Gnocchi made Easy

You have a wonderful kitchen at Fairlane Woods Apartments—yet you’re also very busy. That’s why having dinner recipes on hand makes life a little bit easier. This Gnocchi with Bacon and Escarole dish is quick and can be done even with little cooking experience. Pre-plan by buying the ingredients ahead of time and, once hunger strikes, you’ll be all set in half an hour.

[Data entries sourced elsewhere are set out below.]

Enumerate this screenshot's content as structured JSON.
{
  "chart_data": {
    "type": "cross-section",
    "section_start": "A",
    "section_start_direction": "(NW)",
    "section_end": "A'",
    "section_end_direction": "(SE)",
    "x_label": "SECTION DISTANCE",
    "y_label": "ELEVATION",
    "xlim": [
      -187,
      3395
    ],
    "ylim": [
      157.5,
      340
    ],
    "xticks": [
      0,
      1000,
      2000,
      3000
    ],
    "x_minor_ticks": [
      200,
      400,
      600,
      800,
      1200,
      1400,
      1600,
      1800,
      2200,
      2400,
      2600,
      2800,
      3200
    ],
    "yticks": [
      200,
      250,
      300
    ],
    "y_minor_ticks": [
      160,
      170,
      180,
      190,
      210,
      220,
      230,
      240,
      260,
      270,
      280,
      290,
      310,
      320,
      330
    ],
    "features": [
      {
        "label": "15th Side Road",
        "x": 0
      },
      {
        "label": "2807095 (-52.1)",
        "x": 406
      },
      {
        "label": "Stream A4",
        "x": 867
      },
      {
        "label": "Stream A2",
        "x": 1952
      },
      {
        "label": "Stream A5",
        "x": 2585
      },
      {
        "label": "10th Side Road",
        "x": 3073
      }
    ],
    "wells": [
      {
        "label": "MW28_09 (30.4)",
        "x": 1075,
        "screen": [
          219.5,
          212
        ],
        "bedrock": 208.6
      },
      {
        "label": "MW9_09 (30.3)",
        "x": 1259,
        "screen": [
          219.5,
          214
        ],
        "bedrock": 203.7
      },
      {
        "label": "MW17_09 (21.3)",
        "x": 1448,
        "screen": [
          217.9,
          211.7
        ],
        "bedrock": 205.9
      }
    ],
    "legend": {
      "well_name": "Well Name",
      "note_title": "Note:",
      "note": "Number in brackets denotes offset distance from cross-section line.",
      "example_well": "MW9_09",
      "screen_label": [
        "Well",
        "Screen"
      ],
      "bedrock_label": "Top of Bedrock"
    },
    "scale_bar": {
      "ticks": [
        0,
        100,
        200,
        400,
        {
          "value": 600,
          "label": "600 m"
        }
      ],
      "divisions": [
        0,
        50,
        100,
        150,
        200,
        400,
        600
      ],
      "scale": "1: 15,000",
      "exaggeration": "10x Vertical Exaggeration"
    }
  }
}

Please note. this recipe makes 4 servings, so it can either be shared with your Dearborn neighbors or split into multiple individual meals for yourself.


  • 3 tablespoons extra-virgin olive oil
  • 2 slices thick-cut bacon, cut into 1/4-inch pieces
  • 1/2 onion, chopped
  • 1 small head escarole, roughly chopped
  • Kosher salt and freshly ground pepper
  • 1 17.5-ounce package potato gnocchi
  • 1 1/2 cups cherry tomatoes, halved
  • 1/2 cup grated parmesan cheese (about 1 ounce)
  • 2 tablespoons chopped fresh parsley


Heat the olive oil in a large pot over medium-high heat. Add the bacon and cook, stirring occasionally, until browned and crisp, about 7 minutes. Add the onion and continue cooking until softened, about 2 minutes. Stir in the escarole, 1/2 teaspoon salt and a few grinds of pepper. Cook until the escarole is completely wilted, about 3 minutes. Meanwhile, bring a large pot of salted water to a boil. Add the gnocchi and cook as the label directs. Reserve 1/2 cup cooking water, then drain the gnocchi and add to the pot with the escarole mixture. Add the reserved cooking water and stir to coat, about 1 minute. Stir in the tomatoes, parmesan and parsley; season with salt and pepper.